Renewable power plants averted a substantial 2.1 gigatonnes of carbon dioxide emission in 2019, finds UN report

The analysis shows that in 2019, the amount of new renewable power capacity added was the highest ever, at 184 gigawatts and this new capacity was delivered with almost the same investment as 2018


                            Renewable power plants averted a substantial 2.1 gigatonnes of carbon dioxide emission in 2019, finds UN report
(Getty Images)

Renewable power plants prevented the emission of an estimated 2.1 gigatonnes of carbon dioxide in 2019. This is a substantial saving given global power sector emissions of approximately 13.5 gigatonnes in 2019, according to a new UN report.

“Renewable technologies (excluding large hydro) raised their share of global generation to 13.4% in 2019, from 12.4% in 2018 and just 5.9% in 2009. That share is increasing slowly because of the large, established fossil fuel fleet. However, that amount of renewable electricity production last year was enough to prevent the emission of an estimated 2.1 gigatonnes of carbon dioxide,” says the study. 

A gigatonne is 1,000,000,000 tonnes (that is, it is equivalent to a billion metric tons), and is often used when discussing human carbon dioxide emissions. To put things in perspective, the University of Calgary explains that this is roughly the mass of all land mammals (other than humans) in the world. It is also roughly twice the mass of all of the people in the world, approximately 200 million elephants, and equivalent to 5.5 million blue whales. 

As Covid-19 hits the fossil fuel industry, the new report states that renewable energy is more cost-effective than ever, providing an opportunity to prioritize clean energy in economic recovery packages and bring the world closer to meeting the goals of the Paris Agreement. 

The analysis shows that in 2019, the amount of new renewable power capacity added (excluding large hydro) was the highest ever, at 184 gigawatts (GW). This was 20GW, or 12% more than new capacity added in 2018. It includes 118GW of new solar systems and 61GW of wind turbines. The new capacity was delivered with almost the same investment as 2018: $282.2 billion, demonstrating falling costs, say experts. Costs for electricity from new solar photovoltaic plants in the second half of 2019 were 83% lower than a decade earlier. “The world invested $282.2 billion in new renewable energy capacity (excluding large hydro) in 2019. This was a mere 1% higher than the total for the previous year, and it was 10% below the record figure of $315.1 billion set in 2017,” says the report by the UN Environment Programme (UNEP), and the Frankfurt School-UNEP Collaborating Centre and BloombergNEF (BNEF). 

A gigatonne is often used when discussing carbon dioxide emissions. It is roughly twice the mass of all of the people in the world. (Getty Images)

The report analyzes 2019 investment trends and clean energy commitments made by countries and corporations for the next decade. It shows that renewable energy has been eating away at fossil fuels' dominant share of electricity generation over the last decade. Nearly 78% of the net new gigawatts of generating capacity added globally in 2019 was in wind, solar, biomass and waste, geothermal and small hydro. Investment in renewables, excluding large hydro, was more than three times that in new fossil fuel plants.

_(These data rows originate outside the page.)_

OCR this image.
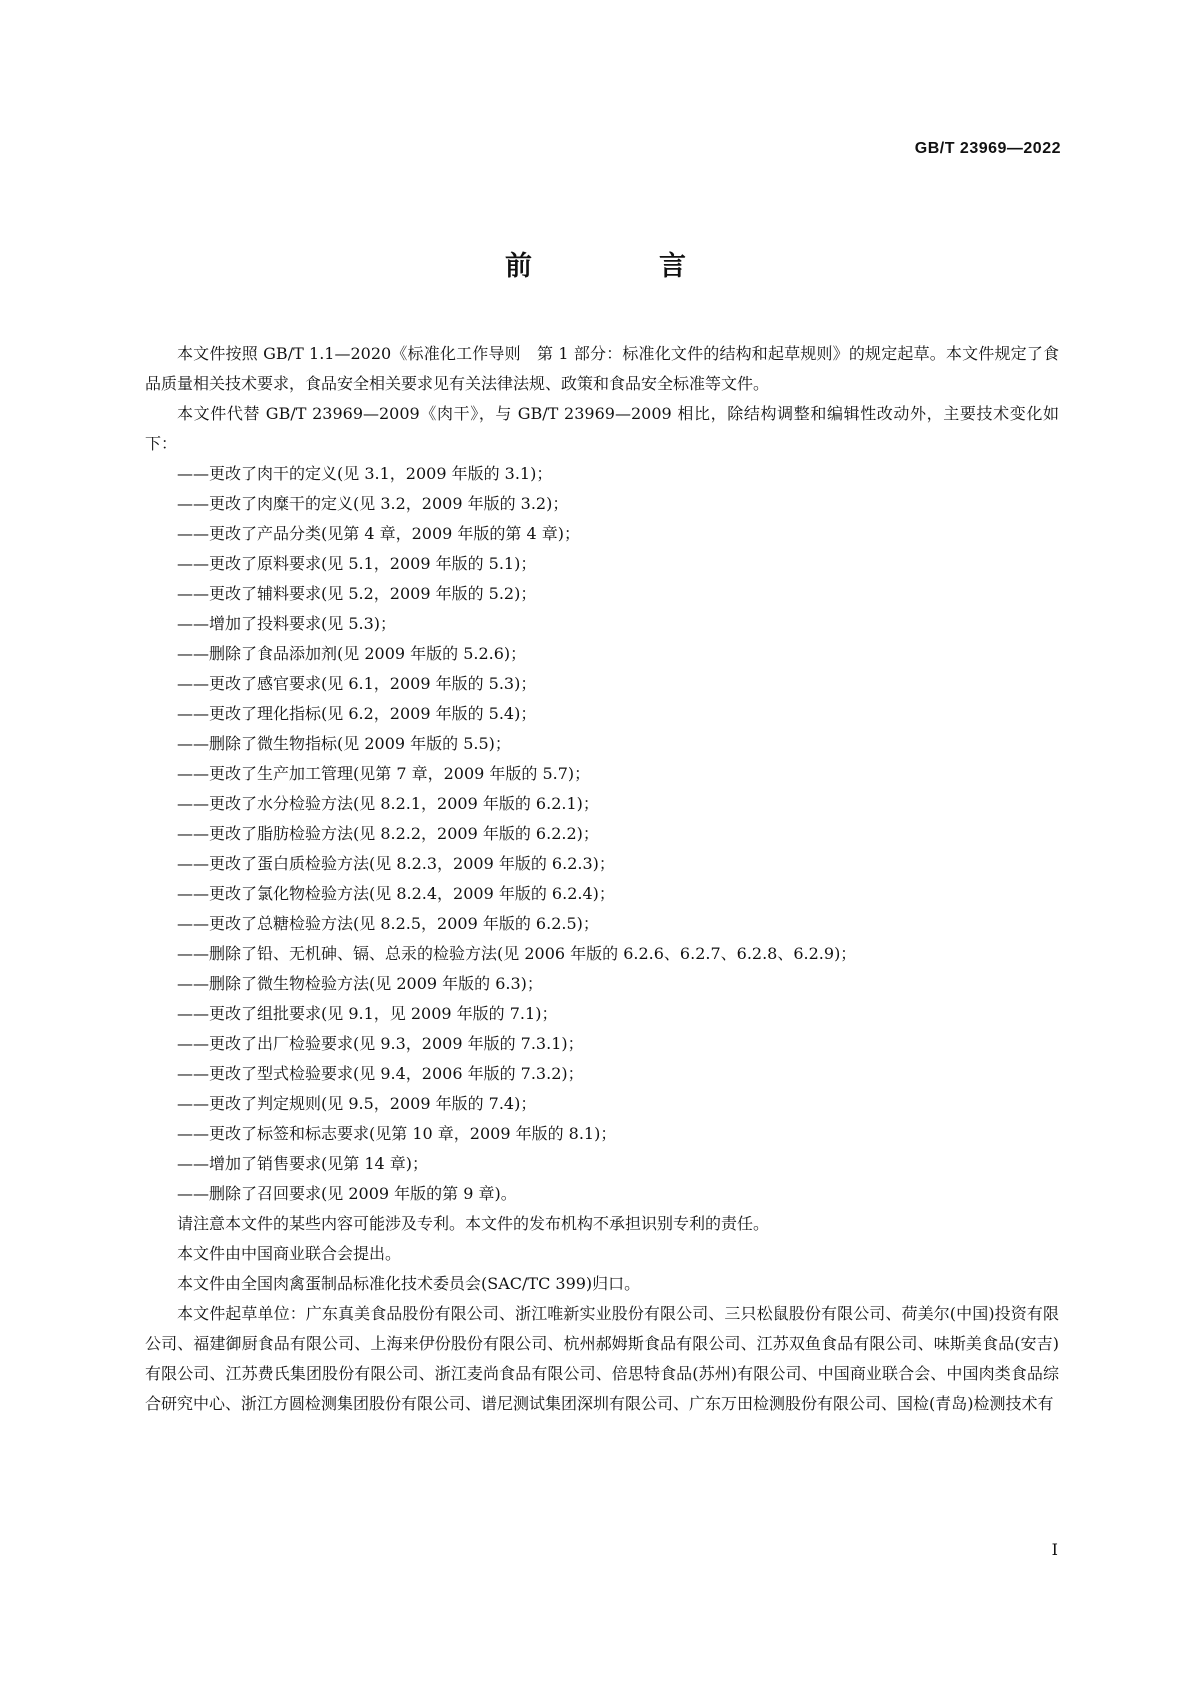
GB/T 23969—2022
前　言

本文件按照 GB/T 1.1—2020《标准化工作导则　第 1 部分：标准化文件的结构和起草规则》的规定起草。本文件规定了食品质量相关技术要求，食品安全相关要求见有关法律法规、政策和食品安全标准等文件。

本文件代替 GB/T 23969—2009《肉干》，与 GB/T 23969—2009 相比，除结构调整和编辑性改动外，主要技术变化如下：

——更改了肉干的定义(见 3.1，2009 年版的 3.1)；
——更改了肉糜干的定义(见 3.2，2009 年版的 3.2)；
——更改了产品分类(见第 4 章，2009 年版的第 4 章)；
——更改了原料要求(见 5.1，2009 年版的 5.1)；
——更改了辅料要求(见 5.2，2009 年版的 5.2)；
——增加了投料要求(见 5.3)；
——删除了食品添加剂(见 2009 年版的 5.2.6)；
——更改了感官要求(见 6.1，2009 年版的 5.3)；
——更改了理化指标(见 6.2，2009 年版的 5.4)；
——删除了微生物指标(见 2009 年版的 5.5)；
——更改了生产加工管理(见第 7 章，2009 年版的 5.7)；
——更改了水分检验方法(见 8.2.1，2009 年版的 6.2.1)；
——更改了脂肪检验方法(见 8.2.2，2009 年版的 6.2.2)；
——更改了蛋白质检验方法(见 8.2.3，2009 年版的 6.2.3)；
——更改了氯化物检验方法(见 8.2.4，2009 年版的 6.2.4)；
——更改了总糖检验方法(见 8.2.5，2009 年版的 6.2.5)；
——删除了铅、无机砷、镉、总汞的检验方法(见 2006 年版的 6.2.6、6.2.7、6.2.8、6.2.9)；
——删除了微生物检验方法(见 2009 年版的 6.3)；
——更改了组批要求(见 9.1，见 2009 年版的 7.1)；
——更改了出厂检验要求(见 9.3，2009 年版的 7.3.1)；
——更改了型式检验要求(见 9.4，2006 年版的 7.3.2)；
——更改了判定规则(见 9.5，2009 年版的 7.4)；
——更改了标签和标志要求(见第 10 章，2009 年版的 8.1)；
——增加了销售要求(见第 14 章)；
——删除了召回要求(见 2009 年版的第 9 章)。

请注意本文件的某些内容可能涉及专利。本文件的发布机构不承担识别专利的责任。

本文件由中国商业联合会提出。

本文件由全国肉禽蛋制品标准化技术委员会(SAC/TC 399)归口。

本文件起草单位：广东真美食品股份有限公司、浙江唯新实业股份有限公司、三只松鼠股份有限公司、荷美尔(中国)投资有限公司、福建御厨食品有限公司、上海来伊份股份有限公司、杭州郝姆斯食品有限公司、江苏双鱼食品有限公司、味斯美食品(安吉)有限公司、江苏费氏集团股份有限公司、浙江麦尚食品有限公司、倍思特食品(苏州)有限公司、中国商业联合会、中国肉类食品综合研究中心、浙江方圆检测集团股份有限公司、谱尼测试集团深圳有限公司、广东万田检测股份有限公司、国检(青岛)检测技术有

I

If research and development and the funding of specialized companies, as well as the financing of generation capacity are included, then the resulting figure for total renewable energy investment was $301.7 billion in 2019. Investment in new renewable energy capacity in developed economies rose 2% in 2019, to $130 billion. There were sharp increases in outlays in the US, Spain, the Netherlands and Poland, and big falls in the UK, Germany, Australia, and Belgium. As far as developing nations are concerns, renewable energy capacity investment was $152.2 billion in 2019, down just a fraction from $152.7 billion in 2018. 

(UNEP / FS / BNEF)

The report says that commitments have been made by governments and companies globally to add 826 gigawatts of new non-hydro renewable power capacity, at a likely cost of around $1 trillion by 2030. Those commitments, however, fall far short of what would be needed to limit world temperature increases to less than 2 degrees Celsius, say experts. Getting on track to limiting global temperature rise to under 2 degrees Celsius -- the main goal of the Paris Agreement -- would require the addition of around 3,000 GW by 2030, the exact amount depending on the technology mix chosen, shows analysis. The will also fall short of last decade’s achievements, which brought around 1,200GW of new capacity for $2.7 trillion, it adds. 

The experts also found that the Covid-19 crisis has slowed down deal-making in renewables in recent months, along with that in other sectors, and this will affect investment levels in 2020. “However, governments now have the chance to tailor their economic recovery programs to accelerate the phase-out of polluting processes and the adoption of cost-competitive sustainable technologies. The stakes are high. If this chance is missed, it may be even more difficult to find the funding to decarbonize the energy system in a post-Covid-19 global economy characterized by elevated government debt and squeezed private sector finances,” say researchers.